(Example is based on US politics, but could apply to any equally corrupt government) In this day and age, it’s clear that rampant corruption is abound with mega corporations buying up politicians with relative pennies they found under their couches.
When words and calls to action fail. Why are there no crowdfunded grassroots movements that actively try to play the same bribery game. If anything, to finally shine a light on how broken the system is.
If the dollar has a voice, why not let the people’s dollars speak?
Of course, this is clearly a terrible idea long term for any system to work like this, plus a bit of a race to the bottom.
The question is more along the line of: Has anyone actually tried this? If so, why/why not?
Be civil please.
Steve@communick.news 1 day ago
Even large groups of people can’t put together enough money.
It also costs a lot of money to organise that kind of thing.
markz@suppo.fi 1 day ago
If you look at wealth distribution, it becomes very obvious that the top can always pay more.
Doomsider@lemmy.world 1 hour ago
When you are worth hundreds of millions giving away a million to get a ten million dollar contract or return makes sense. This is not a game anyone but the wealthy can play.
The government should absolutely be designed to prevent this type of corruption. It is not though and we are stuck with a system that only works for those with lots of money.
Manjushri@piefed.social 1 day ago
OP has a point. You might be surprised how little money it takes to influence legislation. ABSCAM showed just how cheaply political favors can be purchased.
Admittedly, this was $100,000 in 1980 dollars, but even today, lobbyists don’t give millions to politicians to get things passed.

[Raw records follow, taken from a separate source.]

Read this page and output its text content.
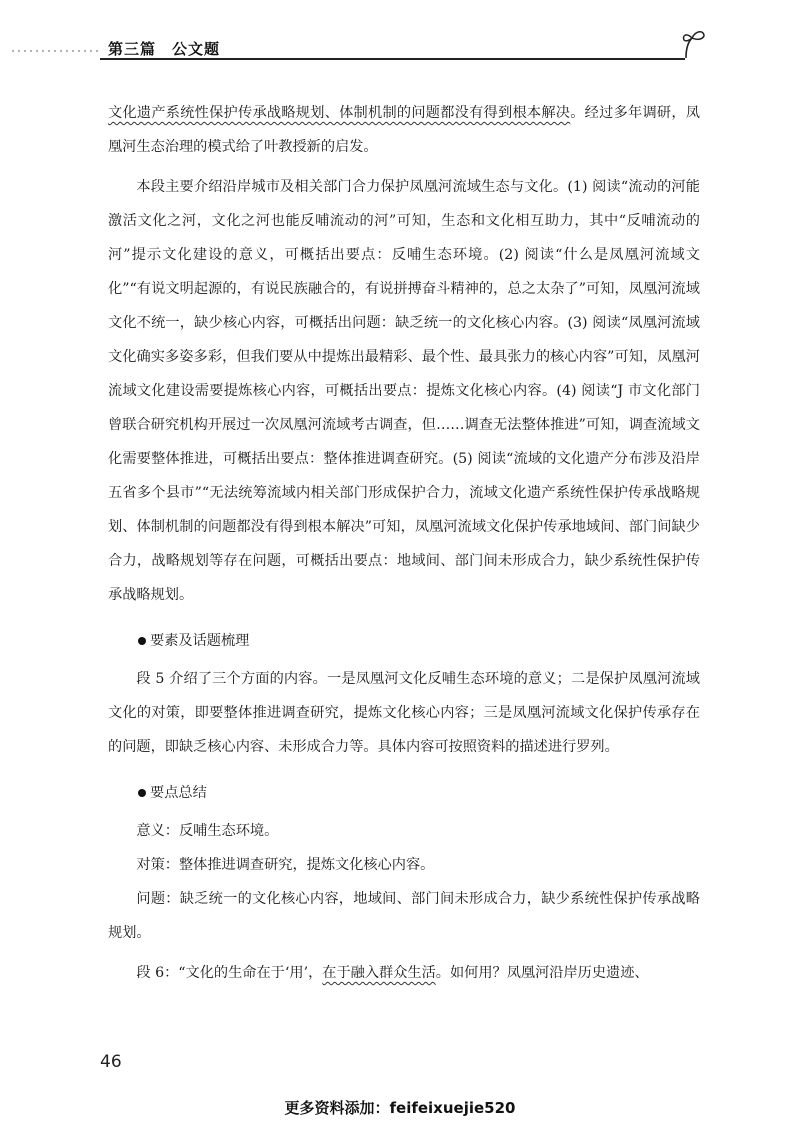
第三篇　公文题

文化遗产系统性保护传承战略规划、体制机制的问题都没有得到根本解决。经过多年调研，凤凰河生态治理的模式给了叶教授新的启发。

本段主要介绍沿岸城市及相关部门合力保护凤凰河流域生态与文化。(1) 阅读“流动的河能激活文化之河，文化之河也能反哺流动的河”可知，生态和文化相互助力，其中“反哺流动的河”提示文化建设的意义，可概括出要点：反哺生态环境。(2) 阅读“什么是凤凰河流域文化”“有说文明起源的，有说民族融合的，有说拼搏奋斗精神的，总之太杂了”可知，凤凰河流域文化不统一，缺少核心内容，可概括出问题：缺乏统一的文化核心内容。(3) 阅读“凤凰河流域文化确实多姿多彩，但我们要从中提炼出最精彩、最个性、最具张力的核心内容”可知，凤凰河流域文化建设需要提炼核心内容，可概括出要点：提炼文化核心内容。(4) 阅读“J 市文化部门曾联合研究机构开展过一次凤凰河流域考古调查，但……调查无法整体推进”可知，调查流域文化需要整体推进，可概括出要点：整体推进调查研究。(5) 阅读“流域的文化遗产分布涉及沿岸五省多个县市”“无法统筹流域内相关部门形成保护合力，流域文化遗产系统性保护传承战略规划、体制机制的问题都没有得到根本解决”可知，凤凰河流域文化保护传承地域间、部门间缺少合力，战略规划等存在问题，可概括出要点：地域间、部门间未形成合力，缺少系统性保护传承战略规划。

要素及话题梳理

段 5 介绍了三个方面的内容。一是凤凰河文化反哺生态环境的意义；二是保护凤凰河流域文化的对策，即要整体推进调查研究，提炼文化核心内容；三是凤凰河流域文化保护传承存在的问题，即缺乏核心内容、未形成合力等。具体内容可按照资料的描述进行罗列。

要点总结

意义：反哺生态环境。

对策：整体推进调查研究，提炼文化核心内容。

问题：缺乏统一的文化核心内容，地域间、部门间未形成合力，缺少系统性保护传承战略规划。

段 6：“文化的生命在于‘用’，在于融入群众生活。如何用？凤凰河沿岸历史遗迹、

46
更多资料添加：feifeixuejie520
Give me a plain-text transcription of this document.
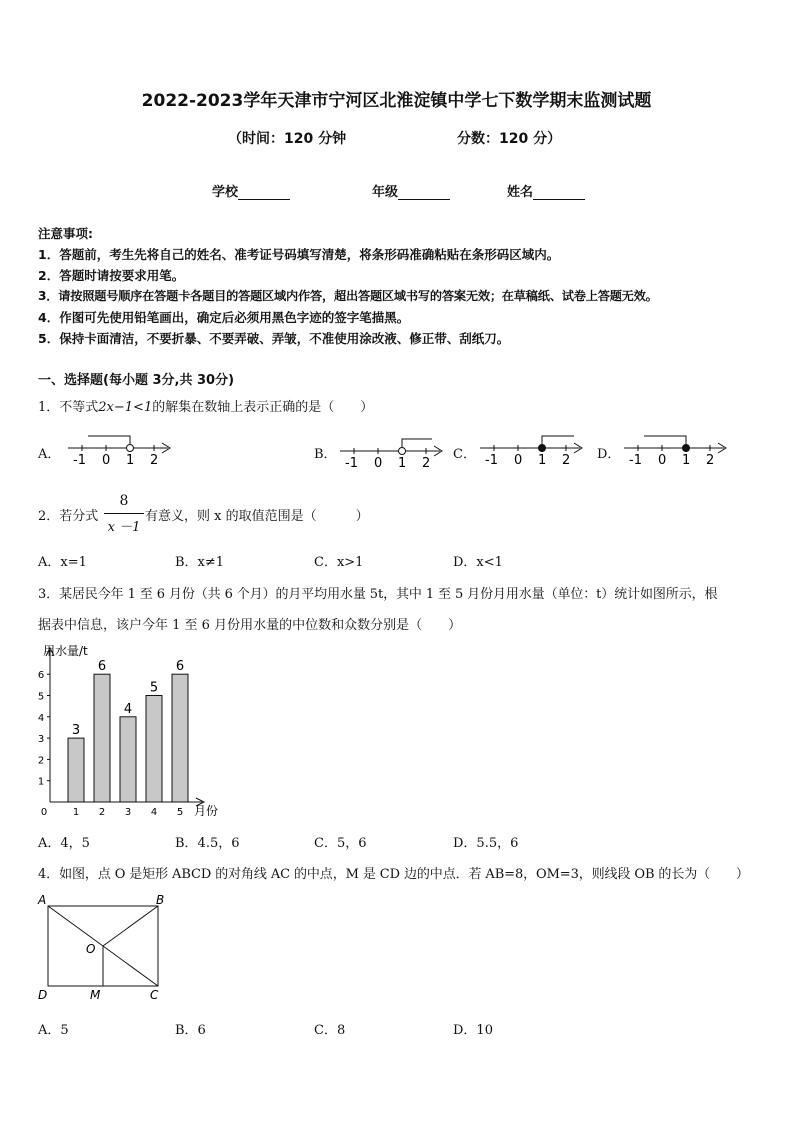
2022-2023学年天津市宁河区北淮淀镇中学七下数学期末监测试题
（时间：120 分钟	分数：120 分）
学校	年级	姓名
注意事项:
1．答题前，考生先将自己的姓名、准考证号码填写清楚，将条形码准确粘贴在条形码区域内。
2．答题时请按要求用笔。
3．请按照题号顺序在答题卡各题目的答题区域内作答，超出答题区域书写的答案无效；在草稿纸、试卷上答题无效。
4．作图可先使用铅笔画出，确定后必须用黑色字迹的签字笔描黑。
5．保持卡面清洁，不要折暴、不要弄破、弄皱，不准使用涂改液、修正带、刮纸刀。
一、选择题(每小题 3分,共 30分)
1．不等式2x−1<1的解集在数轴上表示正确的是（　　）
A．	B．	C．	D．
-1 0 1 2	-1 0 1 2	-1 0 1 2	-1 0 1 2
2．若分式
8
x －1
有意义，则 x 的取值范围是（　　　）
A．x=1	B．x≠1	C．x>1	D．x<1
3．某居民今年 1 至 6 月份（共 6 个月）的月平均用水量 5t，其中 1 至 5 月份月用水量（单位：t）统计如图所示，根
据表中信息，该户今年 1 至 6 月份用水量的中位数和众数分别是（　　）
用水量/t
月份
0
3
1
6
2
4
3
5
4
6
5
1
2
3
4
5
6
A．4，5	B．4.5，6	C．5，6	D．5.5，6
4．如图，点 O 是矩形 ABCD 的对角线 AC 的中点，M 是 CD 边的中点．若 AB=8，OM=3，则线段 OB 的长为（　　）
A	B
C
D
O
M
A．5	B．6	C．8	D．10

Occupy Wall Street rounded up $400,000 to wipe out $15 million in medical debt not that long ago. I would think that a concerted effort by progressive organizations could collect millions to lobby politicians to write and pass progressive laws. I’ve often wondered why this doesn’t happen.

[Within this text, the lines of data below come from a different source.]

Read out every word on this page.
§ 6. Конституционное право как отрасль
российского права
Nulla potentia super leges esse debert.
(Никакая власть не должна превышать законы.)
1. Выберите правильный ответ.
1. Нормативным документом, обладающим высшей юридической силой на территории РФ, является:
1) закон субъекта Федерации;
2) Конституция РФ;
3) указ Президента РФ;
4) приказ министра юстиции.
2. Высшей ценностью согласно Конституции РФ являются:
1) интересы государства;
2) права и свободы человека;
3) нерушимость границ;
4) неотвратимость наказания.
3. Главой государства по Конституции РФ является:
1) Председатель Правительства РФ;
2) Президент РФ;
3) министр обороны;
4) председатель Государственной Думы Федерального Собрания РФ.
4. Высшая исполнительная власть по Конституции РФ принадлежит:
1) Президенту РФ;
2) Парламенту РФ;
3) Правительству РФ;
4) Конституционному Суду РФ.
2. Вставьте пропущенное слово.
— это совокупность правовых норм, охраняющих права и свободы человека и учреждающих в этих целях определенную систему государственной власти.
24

Armok_the_bunny@lemmy.world 1 day ago
To my knowledge the problem isn’t getting together the funds for any single “contribution”, it’s having the funds to pay the politician off over and over again. Sure, half a million dollars sounds like a lot more than a hundred thousand, but how many times can that half million be successfully crowdfunded? It’s much more reliable for the politicians to just accept the smaller but more consistent “contributions” from the more wealthy parties.
On top of that, outright bribery is illegal, attempting something like that is liable to get you arrested.
olafurp@lemmy.world 18 hours ago
One potential organisation type to do this would be a labor union. If multiple unions pool their resources they could make a super PAC and lobby hard.
Steve@communick.news 1 day ago
We’re not just looking at individual “donations” to single politicians. But hundreds of them, to all the politicians. And even more to create a massive “People’s PAC” that gets continuous reliable funding for donations, adds, fake studies and all the other crap we have to fight.
scholar@lemmy.world 1 day ago
you’d be surprised how cheap a politician can be
BurgerBaron@piefed.social 1 day ago
There were bribe stats I read at some point. It’s often four figures. Pathetic, but yeah we could match that.
The problem is rich people will just start bribing them even more. It’s like bidding at an auction.
limer@lemmy.ml 1 day ago
Very cheap, but the cost is not only money but influence: billionaire politicians can be swayed by a measly million dollar bribe. The money is more a social norms thing in those circles. A token
Crowd funding cannot exert influence. It is not corrupt, does not own slave factories or stifle tens of thousands with unethical behavior.
Steve@communick.news 1 day ago
They go to the highest bidder.
And the wealthy have enough now to outbid whatever we come up with.